Century Aluminum, which was forced to lay off nearly 320 employees in 2015, began  returning to full production in Kentucky this year, hiring more than 125 employees in August, with 300 more slated to be hired by early 2019.

Aided by protective tariffs on steel and aluminum, another $1.7 billion aluminum mill is also slated to open in Ashland in the coming years, creating close to 1,800 construction jobs and 500 full-time positions.

 But despite all this progress, some Kentucky politicians are determined to embrace a path of economic regression.

Democrat Amy McGrath is one of those politicians. Instead of embracing President Trump’s policies, McGrath has sided with liberal Democrats on key issues.

That’s classic Democrat demagoguery. McGrath knows full well that the Tax Cuts and Jobs Act passed by the GOP-led Congress and signed into law by President Trump has created an unprecedented economic boom across America and Kentucky. Our new growth has come from job and wealth creation, not raids on the piggy banks of seniors and children.

McGrath, as you probably guessed, is also a major supporter of government-run healthcare. I am not. I strongly believe we need a plan for the future of healthcare in our country but not as was presented in Obamacare.

McGrath, however, seems to forget what happened the last time Democrats tried to impose government-run healthcare, when they presented Obamacare as a great foundation for an affordable healthcare system and Democrat politicians in Kentucky willingly bought into the illusion.

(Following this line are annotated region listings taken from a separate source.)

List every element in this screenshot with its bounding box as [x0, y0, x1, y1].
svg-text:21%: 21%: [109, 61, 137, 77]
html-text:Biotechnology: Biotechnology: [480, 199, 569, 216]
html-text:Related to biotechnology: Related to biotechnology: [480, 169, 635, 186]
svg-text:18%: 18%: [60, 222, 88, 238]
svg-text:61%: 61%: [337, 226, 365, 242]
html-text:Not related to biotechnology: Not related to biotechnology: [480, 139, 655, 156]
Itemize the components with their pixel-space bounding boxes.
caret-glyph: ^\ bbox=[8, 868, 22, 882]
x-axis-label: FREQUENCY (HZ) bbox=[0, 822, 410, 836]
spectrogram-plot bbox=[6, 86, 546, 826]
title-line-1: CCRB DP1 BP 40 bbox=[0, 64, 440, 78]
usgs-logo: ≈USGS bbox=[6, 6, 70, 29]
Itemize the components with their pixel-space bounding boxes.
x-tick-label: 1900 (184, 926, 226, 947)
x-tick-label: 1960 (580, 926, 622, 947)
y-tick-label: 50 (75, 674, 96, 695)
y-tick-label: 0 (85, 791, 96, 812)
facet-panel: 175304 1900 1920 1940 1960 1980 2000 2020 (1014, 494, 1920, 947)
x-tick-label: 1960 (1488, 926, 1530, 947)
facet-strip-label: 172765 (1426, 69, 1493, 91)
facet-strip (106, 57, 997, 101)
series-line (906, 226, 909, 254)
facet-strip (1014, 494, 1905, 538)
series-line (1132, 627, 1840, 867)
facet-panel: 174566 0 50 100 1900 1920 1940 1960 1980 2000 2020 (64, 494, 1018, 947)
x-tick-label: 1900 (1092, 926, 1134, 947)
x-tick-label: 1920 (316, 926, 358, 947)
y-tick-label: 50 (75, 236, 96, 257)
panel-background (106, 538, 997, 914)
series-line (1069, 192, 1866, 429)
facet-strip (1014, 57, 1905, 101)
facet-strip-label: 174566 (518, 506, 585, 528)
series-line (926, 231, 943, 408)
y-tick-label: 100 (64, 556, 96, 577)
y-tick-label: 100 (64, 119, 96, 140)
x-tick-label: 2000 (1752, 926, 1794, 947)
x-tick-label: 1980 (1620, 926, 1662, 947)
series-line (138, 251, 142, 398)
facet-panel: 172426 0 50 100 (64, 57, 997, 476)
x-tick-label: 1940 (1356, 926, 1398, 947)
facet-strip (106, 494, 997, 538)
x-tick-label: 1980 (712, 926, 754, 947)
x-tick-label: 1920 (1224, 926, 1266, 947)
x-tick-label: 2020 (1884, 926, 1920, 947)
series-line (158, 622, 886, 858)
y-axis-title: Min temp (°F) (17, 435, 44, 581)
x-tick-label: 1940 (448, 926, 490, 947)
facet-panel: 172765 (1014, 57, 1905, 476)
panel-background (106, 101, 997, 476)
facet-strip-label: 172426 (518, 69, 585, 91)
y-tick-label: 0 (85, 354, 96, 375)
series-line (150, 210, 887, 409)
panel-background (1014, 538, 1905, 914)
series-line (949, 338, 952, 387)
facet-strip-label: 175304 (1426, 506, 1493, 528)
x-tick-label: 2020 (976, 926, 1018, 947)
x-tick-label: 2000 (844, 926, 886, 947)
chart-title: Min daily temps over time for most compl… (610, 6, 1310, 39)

As a result of that, Kentucky is projected to spend a staggering $1.2 billion over five years on Obamacare’s Medicaid expansion alone. 

At the same time that they burdened states like Kentucky with unsustainable healthcare costs, Democrats under Barack Obama created job-killing regulations that kept Kentucky’s unemployment rate at historically high levels for years after it topped out above 10 percent in 2009 and 2010.

Luckily for the people of Kentucky, there are other politicians who understand exactly what’s at stake this November, and will defend the economic gains the state has made recently.

Republican Congressman Andy Barr has worked hard to secure the state’s economic renaissance by supporting the President’s policies, which have already done so much to improve the lives of his constituents.

In September, Barr praised the GOP effort to push another round of tax cuts through Congress, Tax Cuts 2.0, arguing that the bill “gives long-term certainty to middle-class families and small businesses by making the individual & family tax cuts permanent, increasing flexibility for retirement savings accounts, & increasing opportunities for entrepreneurs.”

With allies like Barr at his side, President Trump can continue the important work of unleashing America’s full potential. The Trump economic boom has only just begun, and too much is at stake for Kentucky businesses and taxpayers to turn back now.

If big-government Democrats such as Amy McGrath take control of Congress this Election Day, they won’t merely derail the President's plan to secure long-term economic growth; they’ll work feverishly to scrap everything he has worked so hard to accomplish already and obstruct any further progress for our state.

Now’s the time for us to choose progress over pain in Kentucky, and keep our economic recovery on track.

 Drew Costa is a retired employee of IBM/Lexmark International and US Navy veteran from Versailles.